Thursday, February 11, 2021

I still have the money for it but I've run out of time

 

A bookshop owner wins ten million dollars in the lottery. His ecstatic friends ask him what he plans to do with the money. With a huge smile on his face, he answers: "I'll keep selling books until the money runs out!"

We have had two bookshops in the Bay which kept on selling books until the money ran out. Other bookshops all over the world are also closing because of competition from online retailers like Amazon and the increasing popularity of eReaders. Thankfully, our local op-shops are picking up the slack by forever expanding their second-hand book sections, with the added bonus of charging no more than a gold coin.

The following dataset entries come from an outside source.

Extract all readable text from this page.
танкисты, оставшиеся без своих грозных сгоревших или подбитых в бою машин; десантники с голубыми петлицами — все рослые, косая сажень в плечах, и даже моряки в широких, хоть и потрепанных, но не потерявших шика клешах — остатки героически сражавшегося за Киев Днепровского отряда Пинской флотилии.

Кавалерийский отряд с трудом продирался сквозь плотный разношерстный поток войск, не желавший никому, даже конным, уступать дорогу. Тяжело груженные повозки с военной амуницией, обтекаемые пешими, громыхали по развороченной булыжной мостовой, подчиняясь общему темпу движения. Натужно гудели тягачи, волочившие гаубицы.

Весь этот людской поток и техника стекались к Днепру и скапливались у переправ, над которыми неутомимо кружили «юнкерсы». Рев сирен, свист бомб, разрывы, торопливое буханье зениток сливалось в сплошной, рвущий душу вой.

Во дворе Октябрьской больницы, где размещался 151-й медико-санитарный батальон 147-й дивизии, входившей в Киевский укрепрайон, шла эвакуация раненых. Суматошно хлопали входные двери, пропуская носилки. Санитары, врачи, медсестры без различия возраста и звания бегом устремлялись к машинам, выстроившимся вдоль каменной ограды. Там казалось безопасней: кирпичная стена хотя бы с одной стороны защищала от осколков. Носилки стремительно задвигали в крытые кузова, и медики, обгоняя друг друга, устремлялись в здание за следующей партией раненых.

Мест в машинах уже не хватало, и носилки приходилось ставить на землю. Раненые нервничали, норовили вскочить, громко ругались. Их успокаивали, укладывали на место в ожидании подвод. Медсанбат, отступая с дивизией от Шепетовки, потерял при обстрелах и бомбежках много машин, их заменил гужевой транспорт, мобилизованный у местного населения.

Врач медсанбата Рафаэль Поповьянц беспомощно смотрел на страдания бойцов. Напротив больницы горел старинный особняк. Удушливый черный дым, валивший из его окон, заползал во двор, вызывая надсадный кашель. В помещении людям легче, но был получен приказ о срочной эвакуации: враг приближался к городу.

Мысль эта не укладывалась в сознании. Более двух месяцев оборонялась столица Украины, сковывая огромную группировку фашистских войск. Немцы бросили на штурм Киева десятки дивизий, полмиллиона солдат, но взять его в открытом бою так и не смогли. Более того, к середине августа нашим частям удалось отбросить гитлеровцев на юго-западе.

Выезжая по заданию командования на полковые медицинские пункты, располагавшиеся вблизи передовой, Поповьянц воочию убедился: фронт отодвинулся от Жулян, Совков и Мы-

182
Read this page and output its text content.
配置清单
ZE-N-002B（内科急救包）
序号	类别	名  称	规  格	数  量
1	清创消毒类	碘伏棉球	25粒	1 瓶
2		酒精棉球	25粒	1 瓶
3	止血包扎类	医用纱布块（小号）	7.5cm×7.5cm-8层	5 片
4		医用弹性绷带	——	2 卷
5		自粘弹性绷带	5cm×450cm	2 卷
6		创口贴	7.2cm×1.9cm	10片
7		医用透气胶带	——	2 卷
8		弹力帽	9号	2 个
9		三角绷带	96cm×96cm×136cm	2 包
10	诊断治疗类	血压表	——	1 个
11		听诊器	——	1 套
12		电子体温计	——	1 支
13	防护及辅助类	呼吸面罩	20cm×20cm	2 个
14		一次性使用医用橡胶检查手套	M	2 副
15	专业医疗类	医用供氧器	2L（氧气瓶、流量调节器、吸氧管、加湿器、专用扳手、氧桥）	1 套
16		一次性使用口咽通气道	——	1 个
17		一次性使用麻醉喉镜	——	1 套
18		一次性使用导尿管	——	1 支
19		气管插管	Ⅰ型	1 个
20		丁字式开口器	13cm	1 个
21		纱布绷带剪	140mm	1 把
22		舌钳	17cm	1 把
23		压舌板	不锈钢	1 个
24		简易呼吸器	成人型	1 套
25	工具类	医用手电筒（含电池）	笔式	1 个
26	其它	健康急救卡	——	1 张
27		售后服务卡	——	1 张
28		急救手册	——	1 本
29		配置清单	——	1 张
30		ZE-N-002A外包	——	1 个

I cannot imagine a life without books or bookshops; in fact, there was a time, albeit it ever so short, when I entertained the idea of opening a bookshop myself. Here are the stories of some of the few that are left:

 


To view many more similar videos, search for "secondhand bookshop" on YouTube

 

During my trying times in Sydney two years ago when I underwent an operation and radiation, I discovered Gould's Book Arcade on King Street in Newtown. It was just around the corner from the Lifehouse in Missenden Road, and I spent many happy hours in there, forgetting all about my physical misery as I entered the world of the written word.

 


A chapter of Australian history comes to an end as Gould's Book Arcade – the vast Sydney bookshop on King Street in Newtown – gets set to close its doors or relocate after three decades. The life of Bob Gould, the bookseller and 'Sydney radical', as told by his daughter Natalie, is as fascinating as any story that can be found in the two million or so books contained in the chaotic three-storey warehouse - for more, click here.

 

There's always been that thought in the back of my mind that perhaps one day I would open a small bookshop somewhere myself. Not to make money but to make friends with like-minded booklovers. It hasn't happened yet and probably never will, and if George Orwell's cautionary tale "Bookshop Memories" is anything to go by, it's probably just as well:

"When I worked in a second-hand bookshop – so easily pictured, if you don't work in one, as a kind of paradise where charming old gentlemen browse eternally among calf-bound folios – the thing that chiefly struck me was the rarity of really bookish people. Our shop had an exceptionally interesting stock, yet I doubt whether ten per cent of our customers knew a good book from a bad one. First edition snobs were much commoner than lovers of literature, but oriental students haggling over cheap textbooks were commoner still, and vague-minded women looking for birthday presents for their nephews were commonest of all." [continue here]

Anyway, while I still have the money for it, I probably ran out of time.